Some 10 years earlier, novels with titles like “Auschwitz,” “9/11” and “The Rwanda Genocide” had appeared on the Internet. No one knew where they had come from or who had written them, but people theorized that an Internet bug was responsible, or that perhaps they had been created by artificial intelligence. Similarly, there were rumors that the revolutionary group L had tried to overthrow Empire R and establish a dictatorship. Even if one wanted to learn the truth of it, all of the original news articles had been erased from the Internet and replaced with massive amounts of conflicting information so that it was no longer possible to find the “truth.”

In Milan Kundera’s “The Book of Laughter and Forgetting,” Hubl, a historian about to be sent to prison, says, “The first step in liquidating a people … is to erase its memory. Destroy its books, its culture, its history.
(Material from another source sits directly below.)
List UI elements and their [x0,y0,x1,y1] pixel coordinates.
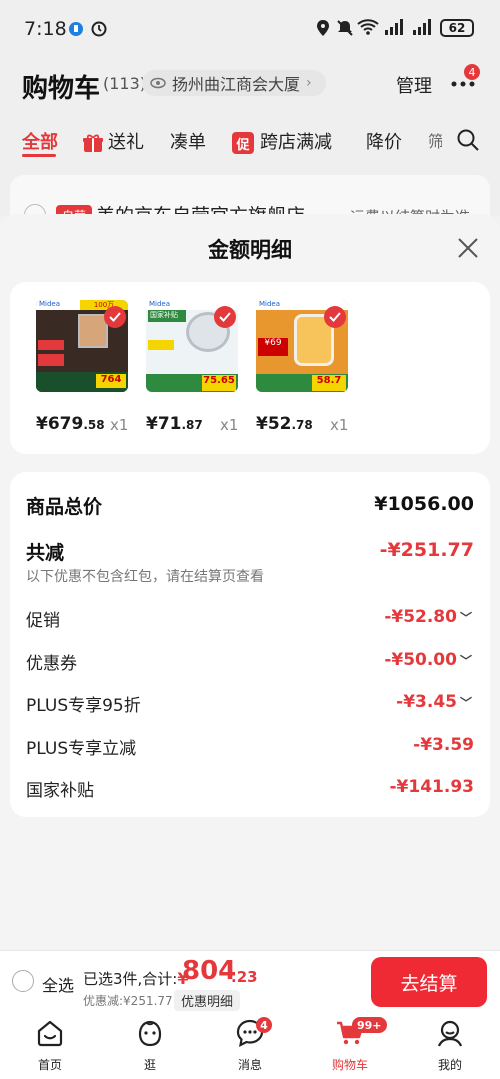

Then have somebody write new books, manufacture a new culture, invent a new history. Before long the nation will begin to forget what it is and what it was. The world around it will forget even faster.” Kundera went into exile, but the characters in Empire R do not have that option—the entire world seems to have gone in the same direction, but few seem to notice or care.

Kaga, the shadowy figure behind the Party, insists that people don’t want the truth, they want the kind of happiness that can be found on a screen. He believes that people are tired—tired of having to be intellectual, independent, charitable, cooperative. The scariest part of this book—far more than the horrific war scenes—is the possibility that Kaga might be right, and that Saki and her fellow dissidents’ efforts to reveal the “truth” will not penetrate the minds of people addicted to immediate gratification. Things have not changed much since 1949, when Orwell published 1984 and wrote, “The choice for mankind lay between freedom and happiness, and…for the great bulk of mankind, happiness was better.”